Friday, Oct. 17, 1969
Viennese Drag
John Osborne's obsession, his master theme and his greatest gift to the theater are one and the same--himself. When his nerves begin humming like high-tension wires, when he takes his emotional temperature every other minute, when he steps into the spotlight and throws a nightlong temper tantrum, the dramatic results are explosively and corrosively alive. Whether it be Jimmy Porter (Look Back in Anger), or Archie Rice (The Entertainer), or Bill Maitland (Inadmissible Evidence), Osborne's personal mouthpiece always screams out his rage, scorn, self-pity and impotence so that an audience is held in a vise of attention. What Osborne has been able to find in himself is an astonishingly concrete symbol of the times. As Mary McCarthy once noted, "Although Osborne is no thinker, he understands the present very well, which is why he is sick of it."
When he gets sufficiently sick of himself and the present, he goes rummaging through history for one of his casebook period pieces like Luther, and now A Patriot for Me. The plays are seriously defective--partly because Osborne's own voice is badly muffled, and partly because he cannot work up the passion to breathe an inner life into these works. A further drawback is that he has a high-school-pageant idea of history. Everything moves episodically, in jerky vignettes, with time as a cardboard backdrop. The characters are not immersed in history, they merely wear it like a costume.
A Patriot for Me spans the years 1890 to 1913 in the officer corps of the decaying Austro-Hungarian Empire. Lieutenant Alfred Redl (Maximilian Schell) is a kind of self-made upstart in the imperial army, with such class handicaps as a railway-clerk father. By dint of hard work and undemonstrated brilliance, Redl rises to high military and social rank and becomes deputy chief of the army's espionage service. Sexually, he undergoes a kind of moral regress. A disinclination to make love to women awakens him to his own homosexuality. As an ever more active queer, he is blackmailed by Russian intelligence into turning traitor. At play's end, he is exposed, presented with a pistol, and shoots himself.

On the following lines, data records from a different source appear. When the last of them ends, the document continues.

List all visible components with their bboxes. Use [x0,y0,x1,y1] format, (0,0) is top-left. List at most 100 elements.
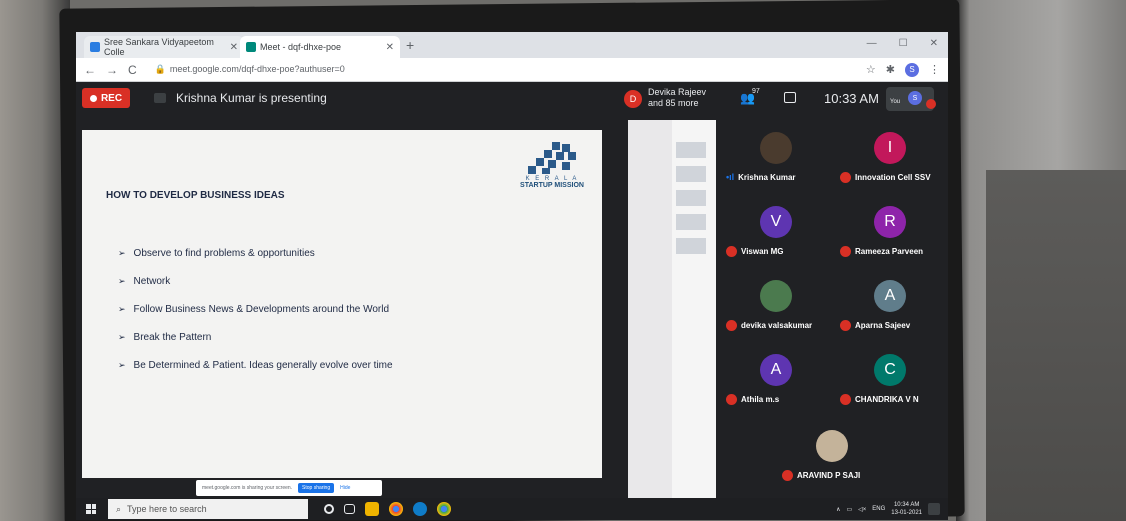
slide-bullets: ➢ Observe to find problems & opportunitie… [118,248,393,388]
chrome-active-icon[interactable] [437,502,451,516]
muted-mic-icon [840,320,851,331]
minimize-icon[interactable]: — [867,38,877,49]
background-furniture [986,170,1126,521]
arrow-bullet-icon: ➢ [118,332,126,342]
muted-mic-icon [726,394,737,405]
participant-avatar: R [874,206,906,238]
menu-icon[interactable]: ⋮ [929,63,940,76]
windows-taskbar: ⌕ Type here to search ∧ ▭ ◁× ENG 10:34 A… [76,498,948,520]
arrow-bullet-icon: ➢ [118,304,126,314]
file-explorer-icon[interactable] [365,502,379,516]
toolbar-actions: ☆ ✱ S ⋮ [866,62,940,77]
hide-button[interactable]: Hide [340,485,350,491]
close-icon[interactable]: ✕ [230,42,238,53]
taskbar-search-input[interactable]: ⌕ Type here to search [108,499,308,519]
participant-tile[interactable]: A Aparna Sajeev [834,270,946,342]
muted-mic-icon [726,246,737,257]
arrow-bullet-icon: ➢ [118,248,126,258]
muted-mic-icon [926,99,936,109]
participant-tile[interactable]: ARAVIND P SAJI [776,420,888,492]
pinned-participants-label[interactable]: Devika Rajeev and 85 more [648,87,706,109]
muted-mic-icon [840,172,851,183]
presenting-label: Krishna Kumar is presenting [176,91,327,105]
ksm-logo-text: K E R A L A STARTUP MISSION [520,176,584,189]
participant-avatar [760,280,792,312]
list-item: ➢ Break the Pattern [118,332,393,360]
browser-tab-bar: Sree Sankara Vidyapeetom Colle ✕ Meet - … [76,32,948,58]
list-item: ➢ Be Determined & Patient. Ideas generall… [118,360,393,388]
participant-tile[interactable]: devika valsakumar [720,270,832,342]
self-avatar: S [908,91,922,105]
list-item: ➢ Observe to find problems & opportunitie… [118,248,393,276]
tab-meet[interactable]: Meet - dqf-dhxe-poe ✕ [240,36,400,58]
finder-files [674,134,714,257]
network-icon[interactable]: ▭ [846,506,852,513]
ksm-logo-icon [528,142,576,174]
muted-mic-icon [840,246,851,257]
tab-college[interactable]: Sree Sankara Vidyapeetom Colle ✕ [84,36,244,58]
new-tab-icon[interactable]: + [406,37,414,53]
muted-mic-icon [840,394,851,405]
participant-tile[interactable]: •ıl Krishna Kumar [720,122,832,194]
list-item: ➢ Follow Business News & Developments aro… [118,304,393,332]
self-view-tile[interactable]: You S [886,87,936,111]
task-view-icon[interactable] [344,504,355,514]
slide-title: HOW TO DEVELOP BUSINESS IDEAS [106,190,285,201]
muted-mic-icon [726,320,737,331]
screen-share-notification: meet.google.com is sharing your screen. … [196,480,382,496]
edge-icon[interactable] [413,502,427,516]
participant-avatar: C [874,354,906,386]
notification-icon[interactable] [928,503,940,515]
tab-label: Meet - dqf-dhxe-poe [260,42,342,52]
taskbar-clock[interactable]: 10:34 AM 13-01-2021 [891,501,922,517]
participant-avatar [760,132,792,164]
list-item: ➢ Network [118,276,393,304]
star-icon[interactable]: ☆ [866,63,876,76]
reload-icon[interactable]: C [128,63,137,77]
record-dot-icon [89,94,97,102]
meet-top-bar: REC Krishna Kumar is presenting D Devika… [76,82,948,114]
language-indicator[interactable]: ENG [872,506,885,512]
url-field[interactable]: 🔒 meet.google.com/dqf-dhxe-poe?authuser=0 [155,64,345,75]
arrow-bullet-icon: ➢ [118,276,126,286]
participant-tile[interactable]: A Athila m.s [720,344,832,416]
arrow-bullet-icon: ➢ [118,360,126,370]
participant-avatar: A [760,354,792,386]
maximize-icon[interactable]: ☐ [899,38,908,49]
participant-tile[interactable]: V Viswan MG [720,196,832,268]
window-controls: — ☐ ✕ [867,38,938,49]
search-icon: ⌕ [116,503,122,514]
pinned-avatar[interactable]: D [624,90,642,108]
participant-avatar [816,430,848,462]
profile-avatar[interactable]: S [905,62,919,77]
chrome-icon[interactable] [389,502,403,516]
forward-icon[interactable]: → [106,63,118,77]
finder-window-thumbnail [628,120,716,500]
close-icon[interactable]: ✕ [386,42,394,53]
muted-mic-icon [782,470,793,481]
participant-tile[interactable]: R Rameeza Parveen [834,196,946,268]
recording-badge: REC [82,88,130,108]
volume-icon[interactable]: ◁× [858,506,866,513]
participant-avatar: A [874,280,906,312]
tab-label: Sree Sankara Vidyapeetom Colle [104,37,214,57]
presentation-slide: K E R A L A STARTUP MISSION HOW TO DEVEL… [82,130,602,478]
monitor-screen: Sree Sankara Vidyapeetom Colle ✕ Meet - … [76,32,948,520]
back-icon[interactable]: ← [84,63,96,77]
extensions-icon[interactable]: ✱ [886,63,895,76]
stop-sharing-button[interactable]: Stop sharing [298,483,335,493]
chevron-up-icon[interactable]: ∧ [836,506,840,513]
speaking-icon: •ıl [726,172,735,182]
close-window-icon[interactable]: ✕ [930,38,938,49]
address-bar: ← → C 🔒 meet.google.com/dqf-dhxe-poe?auth… [76,58,948,82]
meeting-time: 10:33 AM [824,91,879,106]
participant-tile[interactable]: I Innovation Cell SSV [834,122,946,194]
windows-start-icon[interactable] [86,504,96,514]
meet-favicon-icon [246,42,256,52]
cortana-icon[interactable] [324,504,334,514]
system-tray: ∧ ▭ ◁× ENG 10:34 AM 13-01-2021 [836,501,940,517]
participant-avatar: I [874,132,906,164]
finder-sidebar [628,120,672,500]
participant-tile[interactable]: C CHANDRIKA V N [834,344,946,416]
chat-icon[interactable] [784,92,796,103]
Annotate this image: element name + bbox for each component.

Niagara from a Faucet. Unless Osborne means to suggest that homosexuals are poor security risks (pace Joe McCarthy), the play is baffling. An entirely incredible epilogue links Redl to the murder of Archduke Franz Ferdinand, to World War I and everything that followed--which is rather like getting Niagara Falls out of a leaky faucet.
While Osborne attempts to be scrupulously fair on the subject of homosexuality, he also exhibits a certain squeamish distaste for the subject. The evening's coup de theatre is the drag ball that opens Act II. Lavishly costumed for a kind of inverts' Mardi Gras, the imperial army's top officers cavort in the home of the Baron von Epp. Dennis King plays the role in tiara and gown, and flutters an imperious fan with the regal disdain of a queen of players. At no other point does the play rise to this level of theatricality. Salome Jens adorns the evening physically as a Russian Mata Hari, but she delivers her lines like a fishwife. As for Maximilian Schell, he is frostily remote. Director Peter Glenville doubtless tried to coax some emotion out of Schell, but he might as well have pleaded with a two-by-four.
Osborne's constant concerns are present--male camaraderie, an outcast's attempt to crash a caste system, scorn for a decadent elite--but in A Patriot for Me, they appear like footnotes on a blank page. History may be his favorite reading, but drama is no pastime art. Osborne's dramatic destiny is clear, demanding and inescapable. He alone can and must be the life of his plays.